Holy Shit! Movie Review
Written by Joel Harley
Released by Neopol Film
Written and directed by Lukas Rinker
2022, 90 minutes, Not Yet Rated
Grimmfest Northern Premiere on 8th October 2022
Starring:
Thomas Niehaus as Frank Lamm
Gedeon Burkhard as Horst
Rodney Charles as Bob
Olga von Luckwald as Marie
Review:
One of the easiest horror subgenres to get behind is the trapped-in-a-bad-place movie. Who among us hasn’t watched Frozen (no, not that one) or 127 Hours and not wondered what we might do, stuck in the same predicament? It’s a formula so effective that it works even if you’d no intention of setting foot on a ski lift or cycling down a perilous canyon in the first place.
Porta-potties though, we’ve all used one of those. Be it on a building site, music festival or convention area, we’ve all been caught short and forced to utilize the dreaded porta-loo. I myself haven’t used one since the Reading Festival (pronounced ‘Redding,’ nothing to do with books) of 2011, when I nipped in for a wee and had to spend the rest of the day with clothes reeking of second-hand shit fumes. And that was less than thirty seconds’ exposure – imagine being stuck in one.

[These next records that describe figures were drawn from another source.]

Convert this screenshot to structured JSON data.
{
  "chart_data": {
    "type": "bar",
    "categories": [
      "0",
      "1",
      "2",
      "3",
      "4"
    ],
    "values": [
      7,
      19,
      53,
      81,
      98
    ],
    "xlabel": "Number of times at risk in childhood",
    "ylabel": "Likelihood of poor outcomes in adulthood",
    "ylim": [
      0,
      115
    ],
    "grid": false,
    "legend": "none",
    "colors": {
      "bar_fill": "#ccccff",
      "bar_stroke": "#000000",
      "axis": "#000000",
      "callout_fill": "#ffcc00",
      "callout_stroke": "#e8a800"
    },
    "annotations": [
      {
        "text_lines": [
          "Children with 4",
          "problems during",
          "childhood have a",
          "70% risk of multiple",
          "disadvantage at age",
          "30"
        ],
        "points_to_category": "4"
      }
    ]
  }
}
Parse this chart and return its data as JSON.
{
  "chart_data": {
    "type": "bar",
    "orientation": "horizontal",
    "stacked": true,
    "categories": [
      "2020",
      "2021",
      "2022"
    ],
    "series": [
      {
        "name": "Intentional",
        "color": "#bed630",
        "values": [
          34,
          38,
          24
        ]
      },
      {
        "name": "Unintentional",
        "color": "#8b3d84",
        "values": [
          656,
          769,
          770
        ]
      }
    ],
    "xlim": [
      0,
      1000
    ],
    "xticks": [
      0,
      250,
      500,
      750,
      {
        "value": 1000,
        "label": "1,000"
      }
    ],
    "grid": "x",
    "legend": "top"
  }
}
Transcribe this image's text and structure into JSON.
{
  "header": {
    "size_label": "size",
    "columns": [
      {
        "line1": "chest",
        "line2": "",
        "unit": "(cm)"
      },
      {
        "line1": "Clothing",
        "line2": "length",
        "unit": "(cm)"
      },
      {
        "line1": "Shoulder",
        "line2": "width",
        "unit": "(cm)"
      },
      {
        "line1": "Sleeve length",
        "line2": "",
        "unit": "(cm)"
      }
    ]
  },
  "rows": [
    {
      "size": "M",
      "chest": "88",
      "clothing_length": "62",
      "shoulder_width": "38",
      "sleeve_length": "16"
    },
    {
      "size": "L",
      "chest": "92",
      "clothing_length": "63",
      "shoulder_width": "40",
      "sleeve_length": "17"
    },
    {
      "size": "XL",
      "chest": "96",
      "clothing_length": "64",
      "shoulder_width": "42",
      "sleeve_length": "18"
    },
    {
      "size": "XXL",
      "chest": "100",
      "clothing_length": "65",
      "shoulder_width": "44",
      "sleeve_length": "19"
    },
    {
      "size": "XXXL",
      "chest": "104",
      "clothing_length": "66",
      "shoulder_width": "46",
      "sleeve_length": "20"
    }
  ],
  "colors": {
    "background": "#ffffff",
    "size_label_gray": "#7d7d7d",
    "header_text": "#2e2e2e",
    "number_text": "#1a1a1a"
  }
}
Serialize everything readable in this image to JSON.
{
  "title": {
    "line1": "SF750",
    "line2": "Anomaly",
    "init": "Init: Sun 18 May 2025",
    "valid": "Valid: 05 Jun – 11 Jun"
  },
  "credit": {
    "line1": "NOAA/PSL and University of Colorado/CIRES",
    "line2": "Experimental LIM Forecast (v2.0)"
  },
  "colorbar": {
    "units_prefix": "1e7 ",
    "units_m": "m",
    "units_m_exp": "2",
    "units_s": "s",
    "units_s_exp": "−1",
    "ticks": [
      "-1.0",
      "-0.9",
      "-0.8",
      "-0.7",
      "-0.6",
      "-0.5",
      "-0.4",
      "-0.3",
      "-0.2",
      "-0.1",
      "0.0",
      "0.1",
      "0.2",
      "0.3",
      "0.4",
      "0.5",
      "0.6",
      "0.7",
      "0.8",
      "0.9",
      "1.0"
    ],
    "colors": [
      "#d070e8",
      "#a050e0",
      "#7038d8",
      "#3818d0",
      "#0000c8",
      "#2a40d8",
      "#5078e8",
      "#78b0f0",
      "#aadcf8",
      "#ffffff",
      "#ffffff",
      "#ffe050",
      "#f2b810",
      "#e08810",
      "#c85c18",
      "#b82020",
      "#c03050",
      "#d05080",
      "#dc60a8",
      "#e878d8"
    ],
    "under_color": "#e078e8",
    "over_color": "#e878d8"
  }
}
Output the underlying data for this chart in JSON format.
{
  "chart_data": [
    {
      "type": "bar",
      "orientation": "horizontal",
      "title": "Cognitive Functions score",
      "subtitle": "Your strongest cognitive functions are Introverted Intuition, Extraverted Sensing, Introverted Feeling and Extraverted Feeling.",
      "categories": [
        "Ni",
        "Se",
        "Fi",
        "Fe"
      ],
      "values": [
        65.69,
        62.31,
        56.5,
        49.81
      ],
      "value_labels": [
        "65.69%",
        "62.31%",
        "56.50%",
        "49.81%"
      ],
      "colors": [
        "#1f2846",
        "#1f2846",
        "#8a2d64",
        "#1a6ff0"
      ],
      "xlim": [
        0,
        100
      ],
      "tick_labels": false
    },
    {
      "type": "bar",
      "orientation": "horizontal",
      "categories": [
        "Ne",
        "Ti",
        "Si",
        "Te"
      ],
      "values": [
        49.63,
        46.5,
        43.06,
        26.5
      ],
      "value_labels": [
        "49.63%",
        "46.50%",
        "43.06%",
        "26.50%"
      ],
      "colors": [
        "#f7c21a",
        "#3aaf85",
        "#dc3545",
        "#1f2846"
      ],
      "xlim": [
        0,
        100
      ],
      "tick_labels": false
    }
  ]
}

Such fears inform Lukas Rinker’s Ach du Scheisse! – or Holy Shit! – a film which takes the core conceit of Buried and imagines, this, but in a porta-john instead. Waking up, pinned down in a collapsed porta-crapper, architect Frank Lamm (Thomas Niehaus) must figure out how he came to be there and how he might escape. With the porta-pooper upended in a soon-to-be-exploded construction site, Frank is rapidly running out of time.
Like the best trapped-in-a-bad-place movies before it, Holy Shit! employs a small cast and single location, never once leaving the confines of Frank’s porta-shitter. From there, Rinker spins a whole conspiracy, taking in fantasy toilet lap dances, musical toilet numbers and erotic toilet fantasies. Playing out in real time, ninety minutes of portable toilet is a lot (just imagine how Frank feels) but there’s never a dull moment. As Frank struggles to figure a way out of his turd-filled coffin, Rinker flings humiliation after humiliation at the poor guy, like a Saw movie with a scat fetish.
Still, if you spend long enough in even the most putrid of porta-ploppers, you’ll become numbed to the odours eventually. And so the scatological laughs of Holy Shit! wear thin also, as the absurdities pile up and the gags grow broader. Niehaus’s Frank Lamm is a great leading man, but supporting characters are thinly sketched to the point of caricature. The trapped-in-a-bad-place movie often struggles to resolve itself cleanly, without betraying the purity of the concept (moving from the Single Location setting), and Holy Shit! throws everything it has, to see what sticks.
What does stick, ultimately, is Niehaus’s frantic performance, and the obscene levels of abuse levelled at him. You don’t come to a film about a man being stuck in a porta-bog without expecting to see a lot of poop, and Rinker more than delivers on this front. It’s also likely to be the best-looking film you’ll ever see set inside a porta-khazi, doing for portable bathroom units what Danny Boyle did for inescapable canyons in the middle of the desert.
A testament to the versatility of the turd, there are many, many, instances of the word ‘scheisse’ in Rinker’s script. The shit of Holy Shit! is literal (human faeces), an insult (little shit!), a cry of frustration (shit!) and, in the most apt case, a cry of disbelief. Holy shit.